Gen. Ray Odierno, the commander of Multi-National Corps - Iraq, has argued that even as security improves in Baghdad, neighborhoods on the fault lines between the Shi'a and Sunni communities will be among the “last to settle.” The neighborhood of Saydiyah, located in southwestern Baghdad, is such a place . Over the last year, it has become one of the principal battlegrounds for the territorial war between Shi'a militias and Al-Qaeda in Iraq (AQI) in Baghdad. Located in the western end of the Rashid Security District, Saydiyah was formerly a mixed neighborhood, with a Sunni majority.
Prior to the invasion in 2003, many officials in Saddam’s government lived in the area, and following the outbreak of the war, it became a stronghold for the Sunni insurgency.Although Al-Qaeda and other Sunni insurgent factions initially cooperated in Saydiyah, it appears that Al-Qaeda slowly pushed out the other Sunni groups, while simultaneously intensifying violence against the Shi'a residents of the neighborhood. The reaction from Shi'a militias and Shi'a-dominated government security forces led to extraordinary violence during the summer of 2007.
US forces have sponsored an Awakening group in the Sunni community to protect them from Shi'a predation and remove the need for Al-Qaeda’s protection services. They have also worked to sponsor sectarian reconciliation through local notables and tribal elements, but it appears that these efforts have not yielded the kinds of success witnessed further to the south in Mahmudiyah, or the Abu Disheer-Hawr Rajab area.
The ethno-sectarian balance in Saydiyah is shifting, perhaps rapidly, towards a Shi'a majority. The area has likely been depopulated substantially by violence targeted at both the Sunni and Shi'a, although systematic operations by Shi'a militias and Shi'a-dominated security forces have likely pushed the Sunni into the minority. This is consistent with the Shi’fication of the small neighborhoods to the north and west, as well as southeast, of Saydiyah.
U.S. forces have one battalion in the area, the 1-18th Mechanized Infantry (1-18th IN) operating out of Forward Operating Base (FOB) Falcon just to the south.

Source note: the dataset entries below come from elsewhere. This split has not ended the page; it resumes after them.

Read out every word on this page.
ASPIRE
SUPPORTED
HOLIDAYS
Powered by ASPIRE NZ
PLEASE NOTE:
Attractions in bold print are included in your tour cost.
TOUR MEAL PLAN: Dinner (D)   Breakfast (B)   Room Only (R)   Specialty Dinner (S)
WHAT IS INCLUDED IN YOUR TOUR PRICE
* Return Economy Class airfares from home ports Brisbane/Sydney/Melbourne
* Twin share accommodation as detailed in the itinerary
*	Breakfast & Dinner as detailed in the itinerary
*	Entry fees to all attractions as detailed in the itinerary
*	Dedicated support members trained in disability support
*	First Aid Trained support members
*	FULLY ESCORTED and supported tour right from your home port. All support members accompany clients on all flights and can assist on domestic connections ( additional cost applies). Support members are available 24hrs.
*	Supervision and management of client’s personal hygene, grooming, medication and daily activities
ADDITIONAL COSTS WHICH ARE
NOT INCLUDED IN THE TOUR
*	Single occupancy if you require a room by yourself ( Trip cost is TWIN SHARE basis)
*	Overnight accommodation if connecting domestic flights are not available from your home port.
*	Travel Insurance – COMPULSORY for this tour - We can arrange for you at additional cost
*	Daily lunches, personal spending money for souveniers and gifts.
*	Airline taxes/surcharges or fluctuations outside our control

Commanded by LTC George Glaze, the 1-18th IN replaced another battalion, the 2-6th Mechanized Infantry (2-6th IN), in the fall of 2006 before the beginning of Operational Fardh al-Qanoon in February 2007. There is also a National Police Brigade in the area, the much-feared Wolf Brigade (2nd BDE, 1st NP Division), which had a reputation for kidnapping and executing Sunni civilians.